4. Based on the placement of ThirdParty.dll in the raw stack, the fact that ThirdParty.dll has the 7.1 CRT as a dependency, and the fact that the stack shows the message box was thrown directly by the CRT, and we’re likely to make the most progress by trying to rule out ThirdParty.dll as the culprit (or alternatively, prove that it is the culprit).
5. From the call stack, it appears the .NET Framework had already instructed the OS to handle the exception. Why does it appear that the .NET Framework got a second go-around at handling the exception, and how do we connect the dots from the .NET Framework, to this ThirdParty.dll, to the 7.1 CRT’s call to abort()?
6. Why does msvcr71!abort() throw a message box – was it explicitly instructed to do this by someone?
First, let’s tackle the question about connecting the dots seen in the call stack frames. There’s a pretty clear and concise explanation for this in an MSDN Magazine article from 2008.

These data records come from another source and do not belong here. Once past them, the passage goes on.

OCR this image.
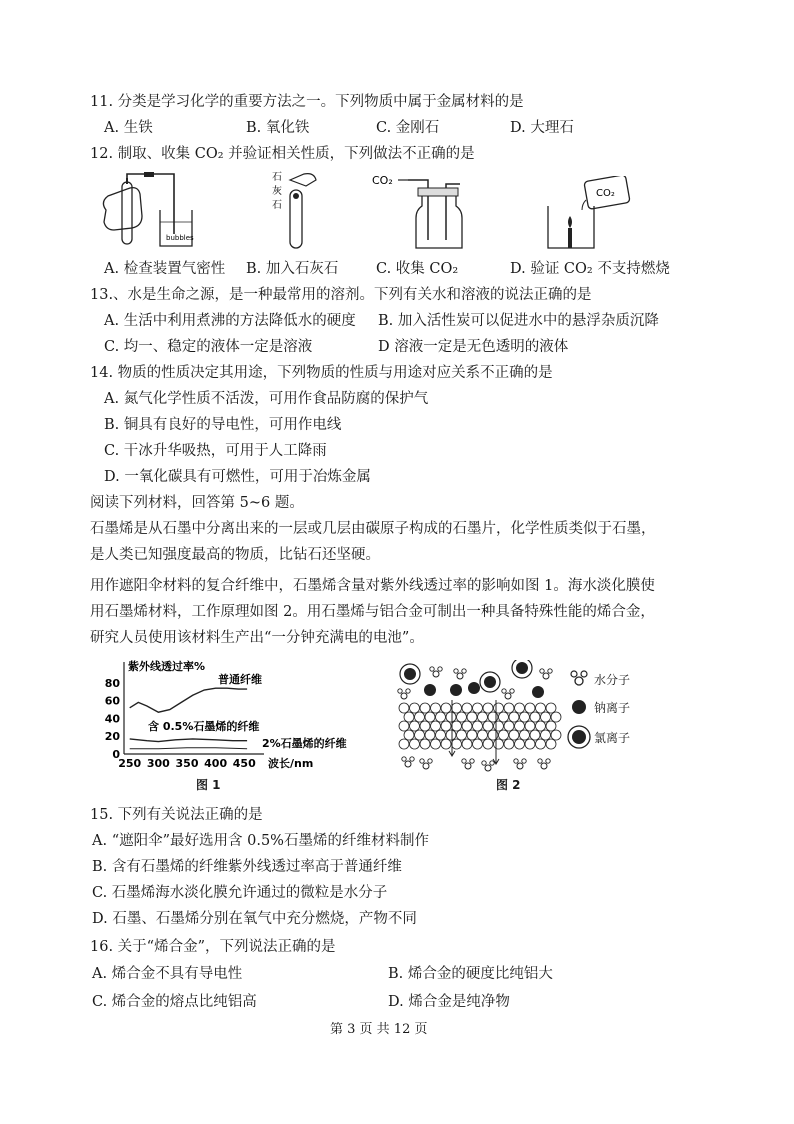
11. 分类是学习化学的重要方法之一。下列物质中属于金属材料的是
A. 生铁	B. 氧化铁	C. 金刚石	D. 大理石
12. 制取、收集 CO₂ 并验证相关性质，下列做法不正确的是
bubbles
石
灰
石
CO₂
CO₂
A. 检查装置气密性 B. 加入石灰石	C. 收集 CO₂	D. 验证 CO₂ 不支持燃烧
13.、水是生命之源，是一种最常用的溶剂。下列有关水和溶液的说法正确的是
A. 生活中利用煮沸的方法降低水的硬度 B. 加入活性炭可以促进水中的悬浮杂质沉降
C. 均一、稳定的液体一定是溶液	D 溶液一定是无色透明的液体
14. 物质的性质决定其用途，下列物质的性质与用途对应关系不正确的是
A. 氮气化学性质不活泼，可用作食品防腐的保护气
B. 铜具有良好的导电性，可用作电线
C. 干冰升华吸热，可用于人工降雨
D. 一氧化碳具有可燃性，可用于冶炼金属
阅读下列材料，回答第 5~6 题。
石墨烯是从石墨中分离出来的一层或几层由碳原子构成的石墨片，化学性质类似于石墨，
是人类已知强度最高的物质，比钻石还坚硬。
用作遮阳伞材料的复合纤维中，石墨烯含量对紫外线透过率的影响如图 1。海水淡化膜使
用石墨烯材料，工作原理如图 2。用石墨烯与铝合金可制出一种具备特殊性能的烯合金，
研究人员使用该材料生产出“一分钟充满电的电池”。
0
20
40
60
80
250 300 350 400 450
紫外线透过率%
波长/nm
普通纤维
含 0.5%石墨烯的纤维
2%石墨烯的纤维
图 1	图 2
水分子
钠离子
氯离子
15. 下列有关说法正确的是
A. “遮阳伞”最好选用含 0.5%石墨烯的纤维材料制作
B. 含有石墨烯的纤维紫外线透过率高于普通纤维
C. 石墨烯海水淡化膜允许通过的微粒是水分子
D. 石墨、石墨烯分别在氧气中充分燃烧，产物不同
16. 关于“烯合金”，下列说法正确的是
A. 烯合金不具有导电性	B. 烯合金的硬度比纯铝大
C. 烯合金的熔点比纯铝高	D. 烯合金是纯净物
第 3 页 共 12 页
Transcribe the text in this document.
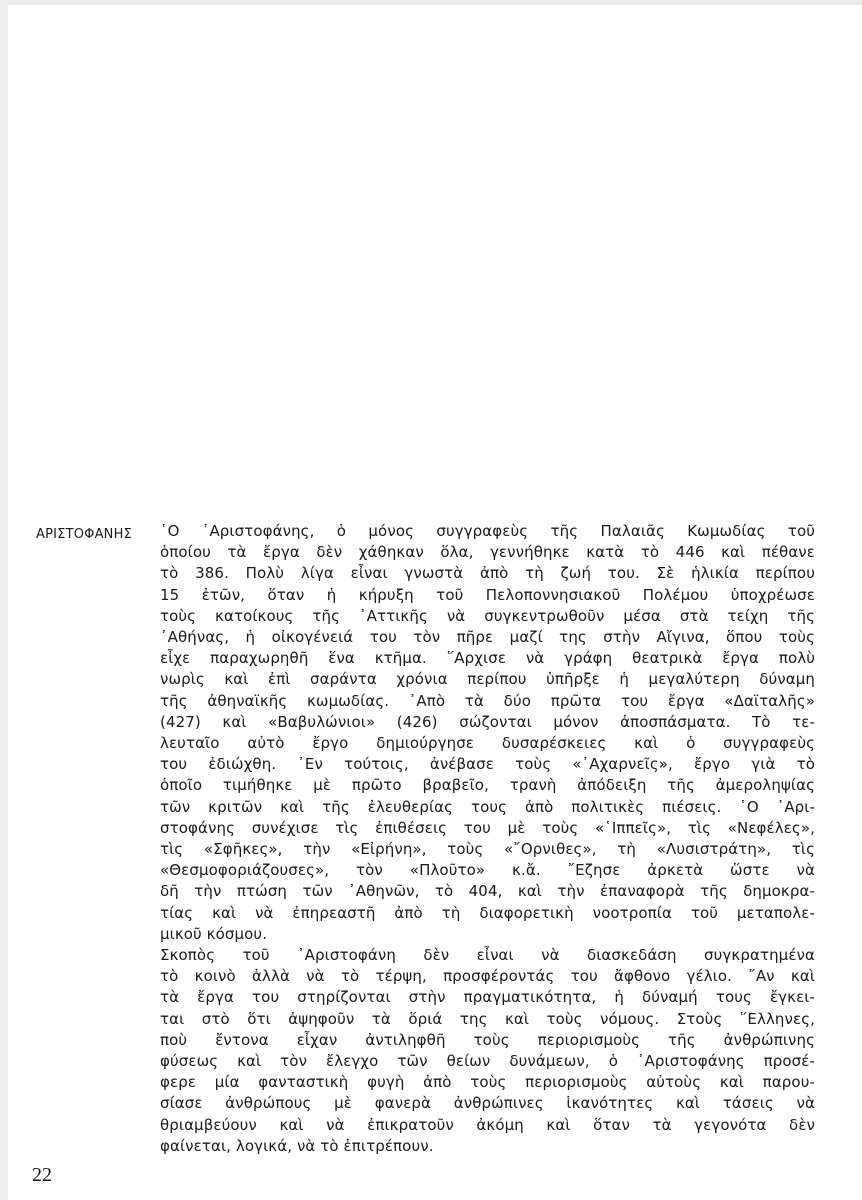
ΑΡΙΣΤΟΦΑΝΗΣ ῾Ο ᾿Αριστοφάνης, ὁ μόνος συγγραφεὺς τῆς Παλαιᾶς Κωμωδίας τοῦ
ὁποίου τὰ ἔργα δὲν χάθηκαν ὅλα, γεννήθηκε κατὰ τὸ 446 καὶ πέθανε
τὸ 386. Πολὺ λίγα εἶναι γνωστὰ ἀπὸ τὴ ζωή του. Σὲ ἡλικία περίπου
15 ἐτῶν, ὅταν ἡ κήρυξη τοῦ Πελοποννησιακοῦ Πολέμου ὑποχρέωσε
τοὺς κατοίκους τῆς ᾿Αττικῆς νὰ συγκεντρωθοῦν μέσα στὰ τείχη τῆς
᾿Αθήνας, ἡ οἰκογένειά του τὸν πῆρε μαζί της στὴν Αἴγινα, ὅπου τοὺς
εἶχε παραχωρηθῆ ἕνα κτῆμα. ῞Αρχισε νὰ γράφη θεατρικὰ ἔργα πολὺ
νωρὶς καὶ ἐπὶ σαράντα χρόνια περίπου ὑπῆρξε ἡ μεγαλύτερη δύναμη
τῆς ἀθηναϊκῆς κωμωδίας. ᾿Απὸ τὰ δύο πρῶτα του ἔργα «Δαϊταλῆς»
(427) καὶ «Βαβυλώνιοι» (426) σώζονται μόνον ἀποσπάσματα. Τὸ τε-
λευταῖο αὐτὸ ἔργο δημιούργησε δυσαρέσκειες καὶ ὁ συγγραφεὺς
του ἐδιώχθη. ᾿Εν τούτοις, ἀνέβασε τοὺς «᾿Αχαρνεῖς», ἔργο γιὰ τὸ
ὁποῖο τιμήθηκε μὲ πρῶτο βραβεῖο, τρανὴ ἀπόδειξη τῆς ἀμεροληψίας
τῶν κριτῶν καὶ τῆς ἐλευθερίας τους ἀπὸ πολιτικὲς πιέσεις. ῾Ο ᾿Αρι-
στοφάνης συνέχισε τὶς ἐπιθέσεις του μὲ τοὺς «῾Ιππεῖς», τὶς «Νεφέλες»,
τὶς «Σφῆκες», τὴν «Εἰρήνη», τοὺς «῎Ορνιθες», τὴ «Λυσιστράτη», τὶς
«Θεσμοφοριάζουσες», τὸν «Πλοῦτο» κ.ἄ. ῎Εζησε ἀρκετὰ ὥστε νὰ
δῆ τὴν πτώση τῶν ᾿Αθηνῶν, τὸ 404, καὶ τὴν ἐπαναφορὰ τῆς δημοκρα-
τίας καὶ νὰ ἐπηρεαστῆ ἀπὸ τὴ διαφορετικὴ νοοτροπία τοῦ μεταπολε-
μικοῦ κόσμου.
Σκοπὸς τοῦ ᾿Αριστοφάνη δὲν εἶναι νὰ διασκεδάση συγκρατημένα
τὸ κοινὸ ἀλλὰ νὰ τὸ τέρψη, προσφέροντάς του ἄφθονο γέλιο. ῎Αν καὶ
τὰ ἔργα του στηρίζονται στὴν πραγματικότητα, ἡ δύναμή τους ἔγκει-
ται στὸ ὅτι ἀψηφοῦν τὰ ὅριά της καὶ τοὺς νόμους. Στοὺς ῞Ελληνες,
ποὺ ἔντονα εἶχαν ἀντιληφθῆ τοὺς περιορισμοὺς τῆς ἀνθρώπινης
φύσεως καὶ τὸν ἔλεγχο τῶν θείων δυνάμεων, ὁ ᾿Αριστοφάνης προσέ-
φερε μία φανταστικὴ φυγὴ ἀπὸ τοὺς περιορισμοὺς αὐτοὺς καὶ παρου-
σίασε ἀνθρώπους μὲ φανερὰ ἀνθρώπινες ἱκανότητες καὶ τάσεις νὰ
θριαμβεύουν καὶ νὰ ἐπικρατοῦν ἀκόμη καὶ ὅταν τὰ γεγονότα δὲν
φαίνεται, λογικά, νὰ τὸ ἐπιτρέπουν.
22
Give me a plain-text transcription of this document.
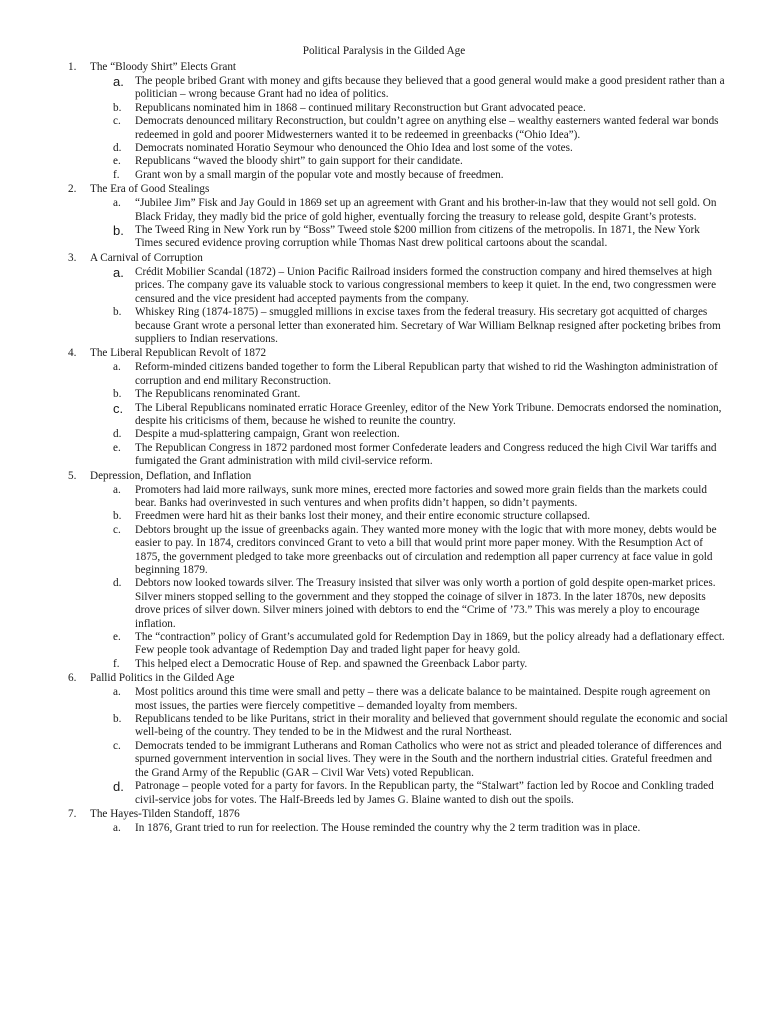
Political Paralysis in the Gilded Age
1.	The “Bloody Shirt” Elects Grant
a. The people bribed Grant with money and gifts because they believed that a good general would make a good president rather than a politician – wrong because Grant had no idea of politics.
b.	Republicans nominated him in 1868 – continued military Reconstruction but Grant advocated peace.
c.	Democrats denounced military Reconstruction, but couldn’t agree on anything else – wealthy easterners wanted federal war bonds redeemed in gold and poorer Midwesterners wanted it to be redeemed in greenbacks (“Ohio Idea”).
d.	Democrats nominated Horatio Seymour who denounced the Ohio Idea and lost some of the votes.
e.	Republicans “waved the bloody shirt” to gain support for their candidate.
f.	Grant won by a small margin of the popular vote and mostly because of freedmen.
2.	The Era of Good Stealings
a.	“Jubilee Jim” Fisk and Jay Gould in 1869 set up an agreement with Grant and his brother-in-law that they would not sell gold. On Black Friday, they madly bid the price of gold higher, eventually forcing the treasury to release gold, despite Grant’s protests.
b. The Tweed Ring in New York run by “Boss” Tweed stole $200 million from citizens of the metropolis. In 1871, the New York Times secured evidence proving corruption while Thomas Nast drew political cartoons about the scandal.
3.	A Carnival of Corruption
a. Crédit Mobilier Scandal (1872) – Union Pacific Railroad insiders formed the construction company and hired themselves at high prices. The company gave its valuable stock to various congressional members to keep it quiet. In the end, two congressmen were censured and the vice president had accepted payments from the company.
b.	Whiskey Ring (1874-1875) – smuggled millions in excise taxes from the federal treasury. His secretary got acquitted of charges because Grant wrote a personal letter than exonerated him. Secretary of War William Belknap resigned after pocketing bribes from suppliers to Indian reservations.
4.	The Liberal Republican Revolt of 1872
a.	Reform-minded citizens banded together to form the Liberal Republican party that wished to rid the Washington administration of corruption and end military Reconstruction.
b.	The Republicans renominated Grant.
c.	The Liberal Republicans nominated erratic Horace Greenley, editor of the New York Tribune. Democrats endorsed the nomination, despite his criticisms of them, because he wished to reunite the country.
d.	Despite a mud-splattering campaign, Grant won reelection.
e.	The Republican Congress in 1872 pardoned most former Confederate leaders and Congress reduced the high Civil War tariffs and fumigated the Grant administration with mild civil-service reform.
5.	Depression, Deflation, and Inflation
a.	Promoters had laid more railways, sunk more mines, erected more factories and sowed more grain fields than the markets could bear. Banks had overinvested in such ventures and when profits didn’t happen, so didn’t payments.
b.	Freedmen were hard hit as their banks lost their money, and their entire economic structure collapsed.
c.	Debtors brought up the issue of greenbacks again. They wanted more money with the logic that with more money, debts would be easier to pay. In 1874, creditors convinced Grant to veto a bill that would print more paper money. With the Resumption Act of 1875, the government pledged to take more greenbacks out of circulation and redemption all paper currency at face value in gold beginning 1879.
d.	Debtors now looked towards silver. The Treasury insisted that silver was only worth a portion of gold despite open-market prices. Silver miners stopped selling to the government and they stopped the coinage of silver in 1873. In the later 1870s, new deposits drove prices of silver down. Silver miners joined with debtors to end the “Crime of ’73.” This was merely a ploy to encourage inflation.
e.	The “contraction” policy of Grant’s accumulated gold for Redemption Day in 1869, but the policy already had a deflationary effect. Few people took advantage of Redemption Day and traded light paper for heavy gold.
f.	This helped elect a Democratic House of Rep. and spawned the Greenback Labor party.
6.	Pallid Politics in the Gilded Age
a.	Most politics around this time were small and petty – there was a delicate balance to be maintained. Despite rough agreement on most issues, the parties were fiercely competitive – demanded loyalty from members.
b.	Republicans tended to be like Puritans, strict in their morality and believed that government should regulate the economic and social well-being of the country. They tended to be in the Midwest and the rural Northeast.
c.	Democrats tended to be immigrant Lutherans and Roman Catholics who were not as strict and pleaded tolerance of differences and spurned government intervention in social lives. They were in the South and the northern industrial cities. Grateful freedmen and the Grand Army of the Republic (GAR – Civil War Vets) voted Republican.
d. Patronage – people voted for a party for favors. In the Republican party, the “Stalwart” faction led by Rocoe and Conkling traded civil-service jobs for votes. The Half-Breeds led by James G. Blaine wanted to dish out the spoils.
7.	The Hayes-Tilden Standoff, 1876
a.	In 1876, Grant tried to run for reelection. The House reminded the country why the 2 term tradition was in place.
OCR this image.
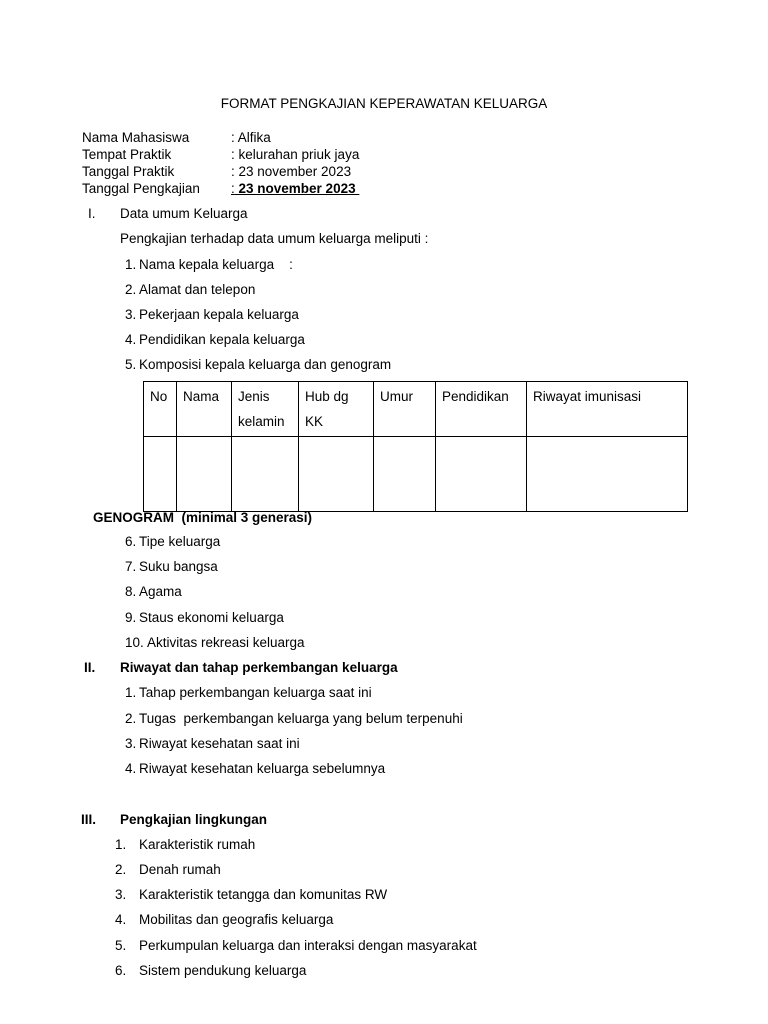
FORMAT PENGKAJIAN KEPERAWATAN KELUARGA
Nama Mahasiswa	: Alfika
Tempat Praktik	: kelurahan priuk jaya
Tanggal Praktik	: 23 november 2023
Tanggal Pengkajian : 23 november 2023
I. Data umum Keluarga
Pengkajian terhadap data umum keluarga meliputi :
1. Nama kepala keluarga    :
2. Alamat dan telepon
3. Pekerjaan kepala keluarga
4. Pendidikan kepala keluarga
5. Komposisi kepala keluarga dan genogram
No	Nama	Jenis kelamin	Hub dg KK	Umur	Pendidikan	Riwayat imunisasi

GENOGRAM  (minimal 3 generasi)
6. Tipe keluarga
7. Suku bangsa
8. Agama
9. Staus ekonomi keluarga
10. Aktivitas rekreasi keluarga
II. Riwayat dan tahap perkembangan keluarga
1. Tahap perkembangan keluarga saat ini
2. Tugas  perkembangan keluarga yang belum terpenuhi
3. Riwayat kesehatan saat ini
4. Riwayat kesehatan keluarga sebelumnya
III. Pengkajian lingkungan
1. Karakteristik rumah
2. Denah rumah
3. Karakteristik tetangga dan komunitas RW
4. Mobilitas dan geografis keluarga
5. Perkumpulan keluarga dan interaksi dengan masyarakat
6. Sistem pendukung keluarga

When an exception goes unhandled and the OS invokes the topmost [Unhandled Exception Filter], it will end up invoking the CLR's UEF callback. When this happens, the CLR will behave like a good citizen and will first chain back to the UEF callback that was registered prior to it. Again, if the original UEF callback returns indicating that it has handled the exception, then the CLR won't trigger its unhandled exception processing
In other words, ThirdParty.dll had registered its UEF before the .NET Framework. And its UEF took the default road of calling abort() and throwing a message box. After ThirdParty.dll registered its UEF, the .NET Framework then registered its UEF callback. But it didn’t want to be rude and step over the UEF that ThirdParty.dll had registered first, so it chains back to it. Therefore, the result of msvcr71!abort() being called is due to the UEF registered by ThirdParty.dll.
Next, let’s tackle the question about msvcr71!abort() throwing a message box. Since this ThirdParty.dll was using the 7.1 build of the CRT, let’s look in MSDN for the information on msvcr71!abort():
abort determines the destination of the message based on the type of application that called the routine. Console applications always receive the message through stderr. In a single or multithreaded Windows application, abort calls the Windows MessageBox API to create a message box to display the message with an OK button. When the user clicks OK, the program aborts immediately.
To influence the behavior of abort(), simply call _set_error_mode in the DllMain so that it doesn’t exercise the default behavior of throwing a message box. MSDN’s documentation on _set_error_mode states you can use _OUT_TO_STDERR for the lone parameter, and this will avoid the message box when abort() is called.
A colleague of mine, Senior Escalation Engineer Bret Bentzinger, offered to write some sample code that would load ThirdParty.dll and test this proposed resolution of passing _OUT_TO_STDERR to _set_error_mode. Doing this confirmed that no message box was thrown, and the thread exits without hanging the process.
In the end, this problem of throwing a message box from the CRT’s call to abort() isn’t a new one. This issue has been around for ages. But it was my first opportunity to drive such an issue and see it through to a resolution. My customer got a fix from the vendor, and we were able to help the vendor write better, more stable code. It was a win-win situation!